Claimant, a coal sales agency of Bluefield, West Virginia, asks for a refund in the amount of $4616.10, heretofore erroneously paid the state tax commissioner on gross sales or business and occupational taxes for the period from April 1, 1942 to June 30, 1946; the amount in question and so admitted by the state having been paid on sales of coal made wholly in the state of Kentucky and not in the state of West Virginia.
As shown by the record of claimant’s returns for the second, third and fourth quarters in 1942, all of 1943 and the first, second and third returns and payments for 1944, made to the tax commissioner are here involved and total *69the amount for which claim is made in this court. The state tax commissioner on petition heretofore filed pursuant to code ll-l-2a, refunded similar overpayments for the fourth quarter of 1944, all of 1945 and the first and second quarters of 1946, but refused to refund the payments made for prior years on the ground that the payments had been made more than two years prior to the filing of the petition for a refund and were therefore barred by the statute governing the return of erroneously paid sales taxes.

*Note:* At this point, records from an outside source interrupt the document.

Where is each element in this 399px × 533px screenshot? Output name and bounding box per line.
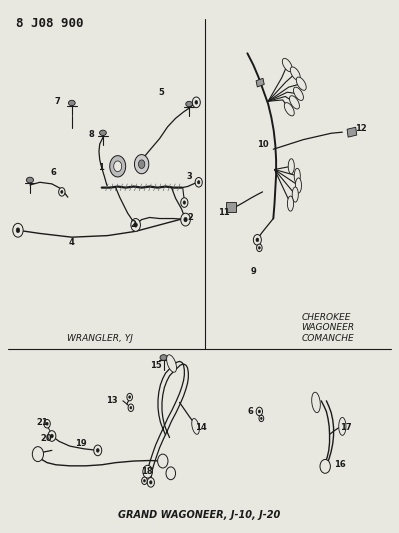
Text: 6: 6 xyxy=(51,168,56,177)
Text: 3: 3 xyxy=(187,173,192,181)
Circle shape xyxy=(257,244,262,252)
Circle shape xyxy=(198,181,200,184)
Text: 5: 5 xyxy=(159,88,164,97)
Circle shape xyxy=(127,393,132,401)
Text: WRANGLER, YJ: WRANGLER, YJ xyxy=(67,334,133,343)
Text: 12: 12 xyxy=(355,125,367,133)
Text: 7: 7 xyxy=(54,97,60,106)
Text: 2: 2 xyxy=(187,213,193,222)
Circle shape xyxy=(61,190,63,193)
Circle shape xyxy=(130,407,132,409)
Polygon shape xyxy=(290,96,299,109)
Circle shape xyxy=(144,480,145,482)
Text: 11: 11 xyxy=(217,208,229,216)
Text: CHEROKEE
WAGONEER
COMANCHE: CHEROKEE WAGONEER COMANCHE xyxy=(301,313,354,343)
Text: 8 J08 900: 8 J08 900 xyxy=(16,17,83,30)
Text: 8: 8 xyxy=(89,130,95,139)
Polygon shape xyxy=(284,103,294,116)
Circle shape xyxy=(256,407,263,416)
Circle shape xyxy=(259,415,264,422)
Polygon shape xyxy=(26,177,34,183)
Text: 1: 1 xyxy=(99,163,104,172)
Text: 18: 18 xyxy=(141,467,153,476)
Circle shape xyxy=(129,396,130,398)
Circle shape xyxy=(259,247,260,249)
Circle shape xyxy=(94,445,102,456)
Polygon shape xyxy=(294,168,300,183)
Text: 4: 4 xyxy=(69,238,74,247)
Circle shape xyxy=(184,217,187,222)
Circle shape xyxy=(320,459,330,473)
Circle shape xyxy=(195,177,202,187)
Polygon shape xyxy=(69,100,75,106)
Polygon shape xyxy=(312,392,320,413)
Circle shape xyxy=(13,223,23,237)
Circle shape xyxy=(142,477,147,484)
Polygon shape xyxy=(100,130,106,135)
Polygon shape xyxy=(160,354,167,360)
Circle shape xyxy=(195,100,198,104)
Circle shape xyxy=(253,235,261,245)
Polygon shape xyxy=(134,155,149,174)
Text: 21: 21 xyxy=(36,418,48,426)
Text: 16: 16 xyxy=(334,461,346,469)
Polygon shape xyxy=(192,418,200,434)
Polygon shape xyxy=(167,355,176,372)
Circle shape xyxy=(32,447,43,462)
Polygon shape xyxy=(296,77,306,90)
Polygon shape xyxy=(110,156,126,177)
Polygon shape xyxy=(347,127,357,137)
Polygon shape xyxy=(292,187,298,202)
Circle shape xyxy=(48,431,56,441)
Text: 10: 10 xyxy=(257,141,269,149)
Text: 15: 15 xyxy=(150,361,162,370)
Polygon shape xyxy=(294,87,303,100)
Text: 20: 20 xyxy=(40,434,52,442)
Circle shape xyxy=(46,422,48,425)
Circle shape xyxy=(96,449,99,452)
Circle shape xyxy=(258,410,261,413)
Text: 17: 17 xyxy=(340,423,352,432)
Circle shape xyxy=(128,404,134,411)
Circle shape xyxy=(44,419,50,428)
Polygon shape xyxy=(290,67,300,80)
Circle shape xyxy=(181,198,188,207)
Circle shape xyxy=(131,219,140,231)
Polygon shape xyxy=(339,417,346,435)
Polygon shape xyxy=(226,202,235,212)
Text: 2: 2 xyxy=(130,220,136,229)
Circle shape xyxy=(143,465,152,478)
Circle shape xyxy=(256,238,259,241)
Circle shape xyxy=(166,467,176,480)
Polygon shape xyxy=(282,59,292,71)
Polygon shape xyxy=(138,160,145,168)
Polygon shape xyxy=(288,159,294,174)
Circle shape xyxy=(134,223,137,227)
Circle shape xyxy=(261,417,262,419)
Polygon shape xyxy=(186,101,192,107)
Text: 9: 9 xyxy=(251,268,256,276)
Circle shape xyxy=(158,454,168,468)
Polygon shape xyxy=(256,78,264,87)
Polygon shape xyxy=(287,196,294,211)
Text: 14: 14 xyxy=(195,423,207,432)
Circle shape xyxy=(183,201,186,204)
Circle shape xyxy=(147,478,154,487)
Circle shape xyxy=(181,213,190,226)
Circle shape xyxy=(192,97,200,108)
Circle shape xyxy=(50,434,53,438)
Text: 19: 19 xyxy=(75,439,87,448)
Text: GRAND WAGONEER, J-10, J-20: GRAND WAGONEER, J-10, J-20 xyxy=(119,510,280,520)
Text: 13: 13 xyxy=(106,397,118,405)
Circle shape xyxy=(150,481,152,484)
Polygon shape xyxy=(295,178,302,193)
Polygon shape xyxy=(114,161,122,172)
Text: 6: 6 xyxy=(247,407,253,416)
Circle shape xyxy=(16,228,20,233)
Circle shape xyxy=(59,188,65,196)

All of the overpayments however, for which claim is here made, were paid within less than five years prior to the filing of this claim and in this connection we are of the opinion that the court is bound by the five-year limitation as set forth in the act creating the court, code 14-2-21, rather than by the two-year limitation, and consequently is charged with the duty of considering the claim as presented on its merits and not on any technical objection as interposed. That the state was not entitled by law to any of the payments in question is tacitly admitted; and that the contracts for the sale of coal made by claimant were consummated wholly in another state, and therefore did not give rise to any transactions on which the state of West Virginia could or had the legal right to assess or collect any gross sales taxes whatever; and therefore collected the payments and now withholds them without any warrant of law and is therefore morally bound to refund them accordingly. Surely, in equity and good conscience the state should not be placed in a different or paramount position, under the conditions here presented, than would be an individual who erroneously, improperly and illegally obtained money or funds which he refused to pay to the rightful owner upon demand or request for their return.
We are of the opinion that every claim for a refund of payments of taxes improperly made and unjustly collected by the state presents an independent matter based upon the particular facts surrounding the claim, and that *70therefore the decision of the court in the instant claim is not inconsistent with former decisions.
In shortened procedure cases, Dulaney Motor company v. State Tax Commissioner, 2 Ct. Claims (W. Va.) 417 and Telewald, Inc. v. State Tax Commissioner, 2 Ct. Claims (W. Va.) 418, this court upheld the refund of gross sales taxes where they had been paid by mistake of fact, as in the instant case. Both of these cases as required by statute were concurred in by the state tax commissioner and approved by the attorney general. The majority of this court is still of the opinion that the five-year statute of limitations enacted by the Legislature for claims presented to the court applies to the instant case and that the two-year statute applies to the tax commissioner, but in those cases where there is a moral obligation upon the state that the court of claims should invoke the five-year statute of limitations.
In this claim the state is not required to pay out the public funds for private use but is merely asked to repay monies 'which were mistakenly paid to the tax commissioner and should never have been accepted by the tax commissioner.
A majority of the court is therefore of the opinion that an award in the amount of four thousand six hundred sixteen dollars and ten cents ($4616.10) should be allowed and recommend payment to the Legislature accordingly.